Among the yearlings on offer is a full-brother to G3 Princess Margaret S. heroine Santosha (Ire) (Coulsty {Ire}) (lot 8); a Calyx (GB) half-sister to listed winner and Group 2-placed Easton Angel (Ire) (Dark Angel {Ire}) (lot 20); and a Pearl Secret (GB) half-sister to two black-type horses in Tilly's Chilli (Ire) (Excelebration {Ire}) and Cormier (Ire) (Born To Sea {Ire}) (lot 16). Seventy of the 88 yearlings catalogued are out of winners or are siblings to winners, while 24 yearlings have black-type in the first dam.

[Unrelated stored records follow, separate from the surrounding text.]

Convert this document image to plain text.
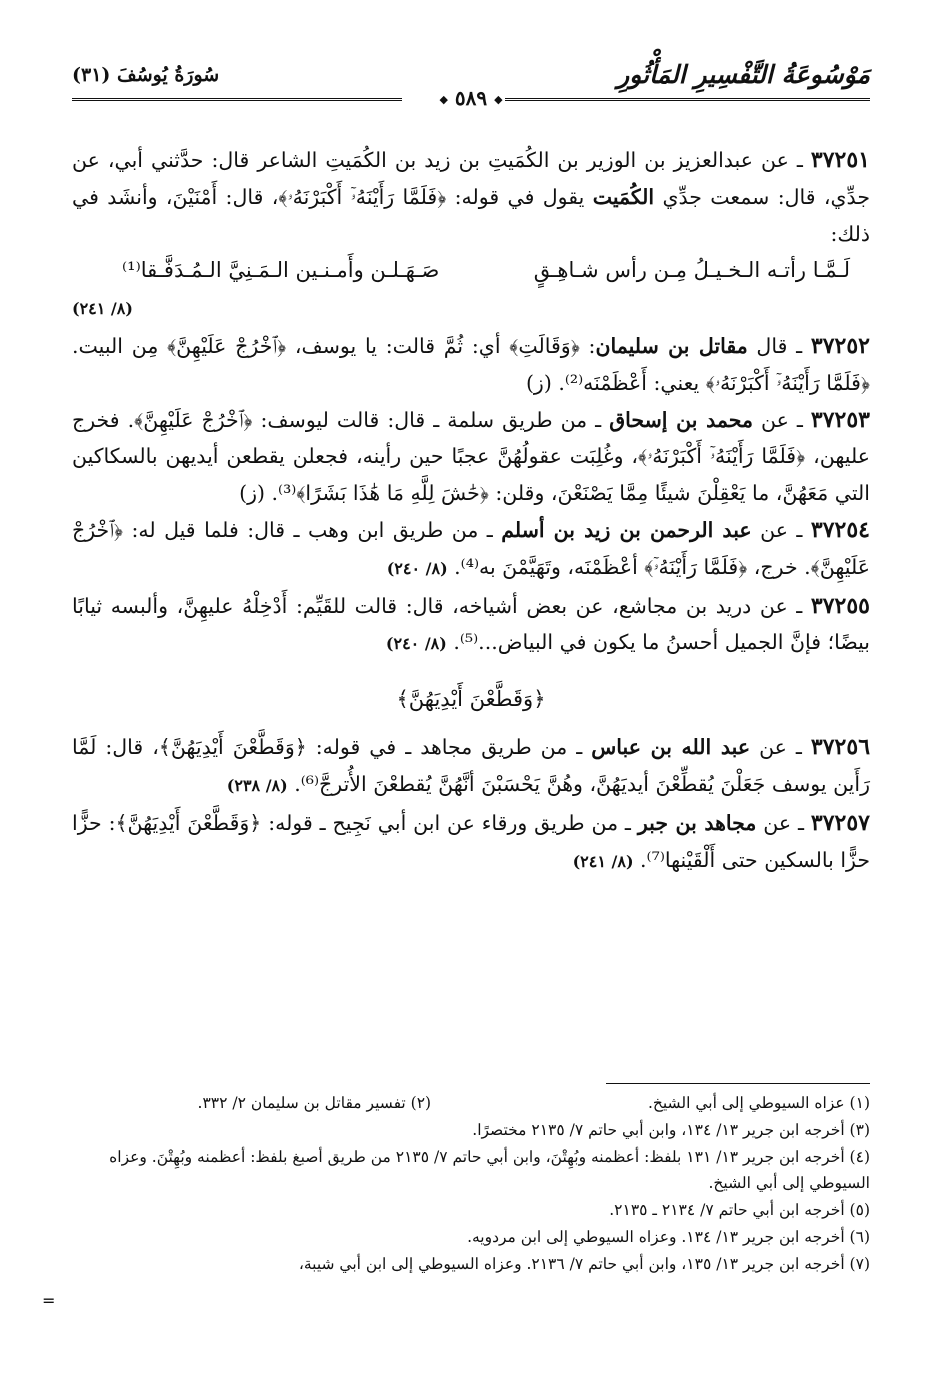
مَوْسُوعَةُ التَّفْسِيرِ المَأْثُورِ
سُورَةُ يُوسُفَ (٣١)
◆ ٥٨٩ ◆

٣٧٢٥١ ـ عن عبدالعزيز بن الوزير بن الكُمَيتِ بن زيد بن الكُمَيتِ الشاعر قال: حدَّثني أبي، عن جدِّي، قال: سمعت جدِّي الكُمَيت يقول في قوله: ﴿فَلَمَّا رَأَيْنَهُۥٓ أَكْبَرْنَهُۥ﴾، قال: أَمْنَيْنَ، وأنشَد في ذلك:

لَـمَّـا رأتـه الـخـيـلُ مِـن رأس شـاهِـقٍ
صَـهَـلـن وأَمـنـين الـمَـنِيَّ الـمُـدَفَّـقا⁽¹⁾
(٨/ ٢٤١)

٣٧٢٥٢ ـ قال مقاتل بن سليمان: ﴿وَقَالَتِ﴾ أي: ثُمَّ قالت: يا يوسف، ﴿ٱخْرُجْ عَلَيْهِنَّ﴾ مِن البيت. ﴿فَلَمَّا رَأَيْنَهُۥٓ أَكْبَرْنَهُۥ﴾ يعني: أَعْظَمْنَه⁽²⁾. (ز)

٣٧٢٥٣ ـ عن محمد بن إسحاق ـ من طريق سلمة ـ قال: قالت ليوسف: ﴿ٱخْرُجْ عَلَيْهِنَّ﴾. فخرج عليهن، ﴿فَلَمَّا رَأَيْنَهُۥٓ أَكْبَرْنَهُۥ﴾، وغُلِبَت عقولُهُنَّ عجبًا حين رأينه، فجعلن يقطعن أيديهن بالسكاكين التي مَعَهُنَّ، ما يَعْقِلْنَ شيئًا مِمَّا يَصْنَعْنَ، وقلن: ﴿حَٰشَ لِلَّهِ مَا هَٰذَا بَشَرًا﴾⁽³⁾. (ز)

٣٧٢٥٤ ـ عن عبد الرحمن بن زيد بن أسلم ـ من طريق ابن وهب ـ قال: فلما قيل له: ﴿ٱخْرُجْ عَلَيْهِنَّ﴾. خرج، ﴿فَلَمَّا رَأَيْنَهُۥٓ﴾ أعْظَمْنَه، وتَهَيَّمْنَ به⁽⁴⁾. (٨/ ٢٤٠)

٣٧٢٥٥ ـ عن دريد بن مجاشع، عن بعض أشياخه، قال: قالت للقَيِّم: أَدْخِلْهُ عليهِنَّ، وألبسه ثيابًا بيضًا؛ فإنَّ الجميل أحسنُ ما يكون في البياض...⁽⁵⁾. (٨/ ٢٤٠)

﴿وَقَطَّعْنَ أَيْدِيَهُنَّ﴾

٣٧٢٥٦ ـ عن عبد الله بن عباس ـ من طريق مجاهد ـ في قوله: ﴿وَقَطَّعْنَ أَيْدِيَهُنَّ﴾، قال: لَمَّا رَأَين يوسف جَعَلْنَ يُقطِّعْنَ أيديَهُنَّ، وهُنَّ يَحْسَبْنَ أنَّهُنَّ يُقطعْنَ الأُترجَّ⁽⁶⁾. (٨/ ٢٣٨)

٣٧٢٥٧ ـ عن مجاهد بن جبر ـ من طريق ورقاء عن ابن أبي نَجِيح ـ قوله: ﴿وَقَطَّعْنَ أَيْدِيَهُنَّ﴾: حزًّا حزًّا بالسكين حتى أَلْقَيْنها⁽⁷⁾. (٨/ ٢٤١)

(١) عزاه السيوطي إلى أبي الشيخ.
(٢) تفسير مقاتل بن سليمان ٢/ ٣٣٢.
(٣) أخرجه ابن جرير ١٣/ ١٣٤، وابن أبي حاتم ٧/ ٢١٣٥ مختصرًا.
(٤) أخرجه ابن جرير ١٣/ ١٣١ بلفظ: أعظمنه وبُهِتْنَ، وابن أبي حاتم ٧/ ٢١٣٥ من طريق أصبغ بلفظ: أعظمنه وبُهِتْنَ. وعزاه السيوطي إلى أبي الشيخ.
(٥) أخرجه ابن أبي حاتم ٧/ ٢١٣٤ ـ ٢١٣٥.
(٦) أخرجه ابن جرير ١٣/ ١٣٤. وعزاه السيوطي إلى ابن مردويه.
(٧) أخرجه ابن جرير ١٣/ ١٣٥، وابن أبي حاتم ٧/ ٢١٣٦. وعزاه السيوطي إلى ابن أبي شيبة،
=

There are also 23 winning mares or producers of winners in the broodmare portion of the sale.  The stakes-producing Whitefall (Street Cry {Ire}) has been consigned as lot 200, while listed winner Fanditha (Ire) (Danehill Dancer {Ire}) already has four winners to her credit and is consigned as lot 171.